The discrete nonlinear Schrödinger equation with linear gain and nonlinear loss: the infinite lattice with nonzero boundary conditions and its finite dimensional approximations

Abstract

The study of nonlinear Schr\"odinger-type equations with nonzero boundary conditions define challenging problems both for the continuous (partial differential equation) or the discrete (lattice) counterparts. They are associated with fascinating dynamics emerging by the ubiquitous phenomenon of modulation instability. In this work, we consider the discrete nonlinear Schr\"odinger equation with linear gain and nonlinear loss.

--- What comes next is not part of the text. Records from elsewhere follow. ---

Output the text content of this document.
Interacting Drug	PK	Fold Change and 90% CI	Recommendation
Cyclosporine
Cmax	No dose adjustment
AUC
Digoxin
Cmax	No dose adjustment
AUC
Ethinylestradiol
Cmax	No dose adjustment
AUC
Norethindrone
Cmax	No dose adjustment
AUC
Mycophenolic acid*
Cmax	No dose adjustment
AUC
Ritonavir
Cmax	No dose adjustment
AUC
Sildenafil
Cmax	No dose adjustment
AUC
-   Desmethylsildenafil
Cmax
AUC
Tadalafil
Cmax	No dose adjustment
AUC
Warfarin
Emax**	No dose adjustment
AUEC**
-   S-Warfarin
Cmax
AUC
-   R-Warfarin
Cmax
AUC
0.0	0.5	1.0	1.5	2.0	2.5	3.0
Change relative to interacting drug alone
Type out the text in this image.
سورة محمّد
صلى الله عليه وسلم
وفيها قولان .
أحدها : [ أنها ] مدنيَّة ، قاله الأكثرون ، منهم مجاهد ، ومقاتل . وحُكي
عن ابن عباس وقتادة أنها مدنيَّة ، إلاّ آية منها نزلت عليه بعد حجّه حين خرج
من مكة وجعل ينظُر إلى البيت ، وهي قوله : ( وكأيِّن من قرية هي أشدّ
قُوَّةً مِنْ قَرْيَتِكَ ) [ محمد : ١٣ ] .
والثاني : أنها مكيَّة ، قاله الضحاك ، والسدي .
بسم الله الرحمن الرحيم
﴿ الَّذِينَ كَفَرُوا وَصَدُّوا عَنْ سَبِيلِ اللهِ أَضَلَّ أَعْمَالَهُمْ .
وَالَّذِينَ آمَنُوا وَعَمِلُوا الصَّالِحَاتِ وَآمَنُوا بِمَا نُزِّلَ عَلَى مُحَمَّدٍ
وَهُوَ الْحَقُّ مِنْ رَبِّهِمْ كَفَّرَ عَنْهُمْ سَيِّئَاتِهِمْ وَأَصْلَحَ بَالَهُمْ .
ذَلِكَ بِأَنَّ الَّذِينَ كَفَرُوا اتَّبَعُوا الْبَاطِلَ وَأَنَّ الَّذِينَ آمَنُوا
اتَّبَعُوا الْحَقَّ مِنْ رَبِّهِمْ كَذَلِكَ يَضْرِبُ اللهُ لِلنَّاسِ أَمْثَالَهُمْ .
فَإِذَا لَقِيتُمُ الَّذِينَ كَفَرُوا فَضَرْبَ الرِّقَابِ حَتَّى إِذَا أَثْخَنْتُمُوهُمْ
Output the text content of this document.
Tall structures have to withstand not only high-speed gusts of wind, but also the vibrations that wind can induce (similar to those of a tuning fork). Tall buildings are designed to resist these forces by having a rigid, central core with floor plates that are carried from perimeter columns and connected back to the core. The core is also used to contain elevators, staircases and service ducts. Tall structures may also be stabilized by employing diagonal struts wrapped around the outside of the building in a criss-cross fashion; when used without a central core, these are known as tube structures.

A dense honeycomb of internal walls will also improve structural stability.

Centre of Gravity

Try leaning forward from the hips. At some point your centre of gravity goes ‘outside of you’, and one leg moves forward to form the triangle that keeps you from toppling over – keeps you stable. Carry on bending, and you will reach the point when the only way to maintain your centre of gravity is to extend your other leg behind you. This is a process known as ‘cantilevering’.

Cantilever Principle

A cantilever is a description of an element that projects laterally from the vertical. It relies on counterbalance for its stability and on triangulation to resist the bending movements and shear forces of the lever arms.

For the infinite lattice supplemented with nonzero boundary conditions which describe solutions decaying on the top of a finite background, we give a rigorous proof that for the corresponding initial-boundary value problem, solutions exist for any initial condition, if and only if, the amplitude of the background has a precise value $A_*$ defined by the gain-loss parameters. We argue that this essential property of this infinite lattice can't be captured by finite lattice approximations of the problem. Commonly, such approximations are defined by lattices with periodic boundary conditions or as it is shown herein, by a modified problem closed with Dirichlet boundary conditions. For the finite dimensional dynamical system defined by the periodic lattice, the dynamics for all initial conditions are captured by a global attractor. Analytical arguments corroborated by numerical simulations show that the global attractor is trivial, defined by a plane wave of amplitude $A_*$. Thus, any instability effects or localized phenomena simulated by the finite system can be only transient prior the convergence to this trivial attractor. Aiming to simulate the dynamics of the infinite lattice as accurately as possible, we study the dynamics of localized initial conditions on the constant background and investigate the potential impact of the global asymptotic stability of the background with amplitude $A_*$ in the long-time evolution of the system.